Johnny nodded. Why not? Anything to keep his mind off Alice and Mel. And their kid.

“Tell me about the kids.” Johnny didn’t have a lot of experience with kids. Like, none. Even when he’d been a kid, he didn’t really know how to relate to them. He was the quiet boy in school and in the dugout. “How old are they?”

“I think anywhere from about nine to twelve or thirteen.”

“Old enough to tie their own shoes, then.” In other words, about Zach’s age.

“Yet still young enough that they don’t think they know everything,” Javier added with a slight smile. “About baseball, at least.”

“So these kids should be coachable.” When he’d been that age, he’d soaked up every tip and tidbit of information about the game. He’d been eager to learn and apply the knowledge to his rapidly growing skills.

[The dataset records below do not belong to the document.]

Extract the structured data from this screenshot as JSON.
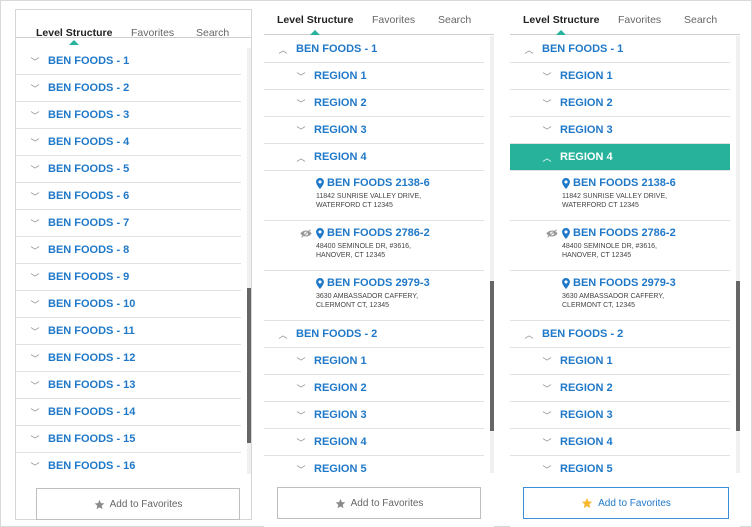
{
  "tabs": [
    "Level Structure",
    "Favorites",
    "Search"
  ],
  "panel1": {
    "items": [
      "BEN FOODS - 1",
      "BEN FOODS - 2",
      "BEN FOODS - 3",
      "BEN FOODS - 4",
      "BEN FOODS - 5",
      "BEN FOODS - 6",
      "BEN FOODS - 7",
      "BEN FOODS - 8",
      "BEN FOODS - 9",
      "BEN FOODS - 10",
      "BEN FOODS - 11",
      "BEN FOODS - 12",
      "BEN FOODS - 13",
      "BEN FOODS - 14",
      "BEN FOODS - 15",
      "BEN FOODS - 16"
    ],
    "favorites_label": "Add to Favorites"
  },
  "tree": {
    "company1": "BEN FOODS - 1",
    "regions1": [
      "REGION 1",
      "REGION 2",
      "REGION 3"
    ],
    "region4": "REGION 4",
    "locations": [
      {
        "name": "BEN FOODS 2138-6",
        "addr1": "11842 SUNRISE VALLEY DRIVE,",
        "addr2": "WATERFORD CT 12345",
        "hidden": false
      },
      {
        "name": "BEN FOODS 2786-2",
        "addr1": "48400 SEMINOLE DR, #3616,",
        "addr2": "HANOVER, CT 12345",
        "hidden": true
      },
      {
        "name": "BEN FOODS 2979-3",
        "addr1": "3630 AMBASSADOR CAFFERY,",
        "addr2": "CLERMONT CT, 12345",
        "hidden": false
      }
    ],
    "company2": "BEN FOODS - 2",
    "regions2": [
      "REGION 1",
      "REGION 2",
      "REGION 3",
      "REGION 4",
      "REGION 5"
    ]
  },
  "panel2": {
    "favorites_label": "Add to Favorites"
  },
  "panel3": {
    "favorites_label": "Add to Favorites"
  },
  "colors": {
    "accent": "#27b39b",
    "link": "#1f78c8",
    "star_active": "#f5b82e",
    "star_inactive": "#8a8a8a"
  },
  "icons": [
    "chevron-down-icon",
    "chevron-up-icon",
    "map-pin-icon",
    "eye-slash-icon",
    "star-icon"
  ]
}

Could he be the kind of mentor he’d had back then? Could he pass down his knowledge of the game to the next generation? He hoped so.

“They’re good kids. Some of them may have caught a bad break. Single parent homes, families fallen on hard times. Some of these boys might be homeless or in foster care.” Javier was starting to make Johnny a little nervous. He’d been one of those kids. He’d known hard times. Lived with a single mother who’d worked too much. Without a father or a man to look up to.

Until his coach had stepped up.

“I guess you’ve got your man.” Johnny hoped he could be the kind of man these kids needed. “Just give me the time and place.”

“I knew I could count on you. The camp starts Monday. Here’s your contact at the Harrison Foundation.” The manager handed him a slick business card. Johnny’s heart seized as he read the name.

Alice Harrison, Director

“She’s a great gal. Professional. Knowledgeable.” Javier seemed not to notice all the air had been sucked out of the room. “You’ll love her.”